A01 — Structural Causal Models (Pearl Causal Hierarchy)

This framework asks: can the circuit’s behavior be written as a causal model that survives intervention?

Activation patching and causal scrubbing both implement Pearl’s do-calculus — they differ in which nodes of the causal graph they intervene on and how they evaluate the circuit hypothesis against the result. The SCM framework is not an instrument itself; it is the formal language that makes activation patching and causal scrubbing mean something rather than being ad hoc measurement procedures.

A structural causal model consists of endogenous variables ( X_1, \ldots, X_n ), exogenous noise ( U_1, \ldots, U_n ), and structural equations ( X_i = f_i(\text{pa}(X_i), U_i) ). An intervention ( do(X_i = v) ) removes the structural equation for ( X_i ) and replaces it with constant ( v ), breaking all incoming edges.
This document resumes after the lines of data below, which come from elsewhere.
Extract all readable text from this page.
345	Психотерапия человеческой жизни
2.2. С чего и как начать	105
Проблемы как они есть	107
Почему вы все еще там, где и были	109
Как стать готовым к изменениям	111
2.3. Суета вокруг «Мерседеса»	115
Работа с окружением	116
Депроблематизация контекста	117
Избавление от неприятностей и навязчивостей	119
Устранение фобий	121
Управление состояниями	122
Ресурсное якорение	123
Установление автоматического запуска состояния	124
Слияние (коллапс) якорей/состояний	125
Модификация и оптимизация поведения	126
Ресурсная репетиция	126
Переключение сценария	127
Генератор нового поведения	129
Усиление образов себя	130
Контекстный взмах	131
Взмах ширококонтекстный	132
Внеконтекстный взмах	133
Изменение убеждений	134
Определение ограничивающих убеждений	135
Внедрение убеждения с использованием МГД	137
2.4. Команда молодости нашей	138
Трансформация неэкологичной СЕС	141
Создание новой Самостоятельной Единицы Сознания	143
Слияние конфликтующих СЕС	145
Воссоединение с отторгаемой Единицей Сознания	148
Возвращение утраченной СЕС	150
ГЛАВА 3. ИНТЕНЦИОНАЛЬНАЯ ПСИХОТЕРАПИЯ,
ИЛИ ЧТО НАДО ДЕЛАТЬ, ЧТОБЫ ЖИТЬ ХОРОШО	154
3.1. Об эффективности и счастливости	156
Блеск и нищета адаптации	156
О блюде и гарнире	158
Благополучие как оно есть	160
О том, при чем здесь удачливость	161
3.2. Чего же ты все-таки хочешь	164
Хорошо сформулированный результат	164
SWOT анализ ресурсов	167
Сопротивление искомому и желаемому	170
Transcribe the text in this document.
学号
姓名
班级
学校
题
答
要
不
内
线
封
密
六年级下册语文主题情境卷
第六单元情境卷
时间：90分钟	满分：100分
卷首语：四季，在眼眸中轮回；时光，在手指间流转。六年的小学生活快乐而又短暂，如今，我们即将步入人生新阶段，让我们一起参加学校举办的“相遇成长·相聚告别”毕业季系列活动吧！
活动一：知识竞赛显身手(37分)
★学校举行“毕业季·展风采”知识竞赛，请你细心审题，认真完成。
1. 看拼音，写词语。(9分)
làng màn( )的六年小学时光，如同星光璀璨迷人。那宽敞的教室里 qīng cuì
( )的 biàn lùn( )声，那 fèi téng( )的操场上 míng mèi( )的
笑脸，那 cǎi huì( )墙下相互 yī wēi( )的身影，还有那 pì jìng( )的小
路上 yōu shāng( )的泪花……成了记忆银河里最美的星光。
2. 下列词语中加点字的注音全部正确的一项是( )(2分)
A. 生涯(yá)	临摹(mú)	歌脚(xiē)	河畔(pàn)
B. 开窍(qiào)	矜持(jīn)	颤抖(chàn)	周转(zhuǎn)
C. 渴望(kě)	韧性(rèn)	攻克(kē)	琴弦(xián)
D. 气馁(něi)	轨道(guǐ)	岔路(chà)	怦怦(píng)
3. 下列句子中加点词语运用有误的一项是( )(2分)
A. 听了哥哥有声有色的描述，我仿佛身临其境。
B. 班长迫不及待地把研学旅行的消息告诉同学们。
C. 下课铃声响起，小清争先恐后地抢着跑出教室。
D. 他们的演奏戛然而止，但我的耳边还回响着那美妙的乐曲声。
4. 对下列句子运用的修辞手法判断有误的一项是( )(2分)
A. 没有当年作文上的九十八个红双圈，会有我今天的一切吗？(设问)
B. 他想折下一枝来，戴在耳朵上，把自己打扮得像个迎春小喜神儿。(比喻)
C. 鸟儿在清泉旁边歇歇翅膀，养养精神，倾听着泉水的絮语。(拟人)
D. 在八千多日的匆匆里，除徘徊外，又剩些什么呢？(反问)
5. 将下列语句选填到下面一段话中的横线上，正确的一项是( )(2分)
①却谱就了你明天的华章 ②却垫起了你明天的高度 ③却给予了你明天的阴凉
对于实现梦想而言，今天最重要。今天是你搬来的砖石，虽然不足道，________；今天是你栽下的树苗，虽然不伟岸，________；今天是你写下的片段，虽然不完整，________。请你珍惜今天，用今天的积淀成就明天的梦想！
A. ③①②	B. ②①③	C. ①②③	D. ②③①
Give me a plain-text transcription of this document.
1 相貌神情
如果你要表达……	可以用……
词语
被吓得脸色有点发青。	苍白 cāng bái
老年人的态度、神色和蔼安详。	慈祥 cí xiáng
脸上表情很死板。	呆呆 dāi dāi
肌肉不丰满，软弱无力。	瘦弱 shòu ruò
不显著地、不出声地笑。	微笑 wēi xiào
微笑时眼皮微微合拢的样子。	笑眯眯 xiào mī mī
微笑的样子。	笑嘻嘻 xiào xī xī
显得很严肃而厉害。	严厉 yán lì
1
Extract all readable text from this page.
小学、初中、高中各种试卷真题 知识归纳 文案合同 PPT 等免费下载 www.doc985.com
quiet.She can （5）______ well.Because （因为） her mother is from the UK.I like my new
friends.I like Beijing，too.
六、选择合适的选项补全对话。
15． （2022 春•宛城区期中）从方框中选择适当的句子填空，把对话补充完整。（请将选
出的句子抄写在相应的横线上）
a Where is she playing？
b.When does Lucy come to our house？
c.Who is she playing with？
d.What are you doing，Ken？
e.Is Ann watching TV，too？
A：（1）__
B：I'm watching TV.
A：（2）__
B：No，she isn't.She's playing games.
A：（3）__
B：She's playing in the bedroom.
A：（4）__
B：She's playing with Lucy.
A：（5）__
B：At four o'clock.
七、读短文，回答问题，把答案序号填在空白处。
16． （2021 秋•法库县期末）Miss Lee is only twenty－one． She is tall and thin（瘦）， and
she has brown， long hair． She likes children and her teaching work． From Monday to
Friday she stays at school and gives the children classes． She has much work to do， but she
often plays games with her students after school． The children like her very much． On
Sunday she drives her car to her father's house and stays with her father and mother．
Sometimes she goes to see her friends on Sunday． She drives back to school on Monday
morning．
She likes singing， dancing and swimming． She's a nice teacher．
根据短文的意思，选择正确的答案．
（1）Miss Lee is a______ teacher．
This distinguishes intervention from conditioning: conditioning asks what correlates with outcome ( Y ); intervention asks what ( Y ) would be if we forced ( X_i = v ).

In a transformer, component activations at each layer and position are endogenous variables. The structural equations are attention and MLP computations. An ablation — zero, mean, or resample — is a ( do ) intervention. A circuit hypothesis is a claim about the topology of the causal graph: that a specific subset of components mediates the model’s task behavior.

Theoretical grounding

Source	Year	Key contribution
Pearl, Causality	2000/2009	Structural causal models, do-calculus, three-rung hierarchy
Elhage et al., “A Mathematical Framework for Transformer Circuits”	2021	Residual stream as causal graph; circuits as sub-graphs
Wang et al., arXiv 2211.00593	2022	First systematic application of activation patching to discover a circuit
Conmy et al., arXiv 2304.14997	2023	ACDC: automated circuit discovery via causal graph pruning

The causal hierarchy in MI

Pearl’s three rungs map directly onto MI methodology. Rung 1 (Association): probing, linear regression, feature visualization — they identify co-variation but cannot establish that intervention changes output. Rung 2 (Intervention): activation patching, mean ablation, resample ablation — they manipulate structural equations and measure consequences. Rung 3 (Counterfactual): causal scrubbing and interchange interventions — they require specifying a complete counterfactual input and verifying the circuit hypothesis predicts the outcome.

Most MI work operates on Rung 2. Causal scrubbing targets Rung 3 and is a strictly stronger test: it asks not just whether intervention changes output, but whether it changes output in the way the circuit predicts.

Instruments under A01

C2 — Activation Patching (`02_activation_patching.py`)

For each component ( c ), measures the fraction of the clean-to-corrupted logit-difference gap restored by patching that component’s activation:

[ AP(c) = \frac{LD_{\text{patched at } c} - LD_{\text{corrupted}}}{LD_{\text{clean}} - LD_{\text{corrupted}}} ]

This is the standard faithfulness numerator from Wang et al. (2022). The intervention is a Rung-2 do-intervention: ( do(X_c = x_c^{\text{clean}}) ) while the rest of the model runs on corrupted input.

What it establishes: Necessity-oriented attribution — components with high ( AP(c) ) are causally important. The score is ablation-method-dependent (Miller et al. 2024) and prompt-distribution-dependent.

What it does not establish: Sufficiency, specificity without a random baseline, or uniqueness of the component subset.

Usage:

uv run python 02_activation_patching.py --tasks ioi sva --n-prompts 40

C4 — Causal Scrubbing (`04_causal_scrubbing.py`)

Tests a full circuit hypothesis ( H ) under the strict scrubbing criterion. For each node, resamples activations from a compatible input and measures KL divergence from the clean output:

[ CS(H) = \mathbb{E}\left[ D_{\text{KL}}\left( P_{\text{model}}(\cdot \mid x) ;|; P_{\text{scrubbed}}(\cdot \mid x, H) \right) \right] ]

A circuit passing causal scrubbing with low KL is explanatorily complete — every activation that matters is accounted for by the hypothesis.

What it establishes: Sufficiency of the circuit hypothesis at the causal-variable level.

What it does not establish: Uniqueness of the hypothesis or correctness of the named causal variables.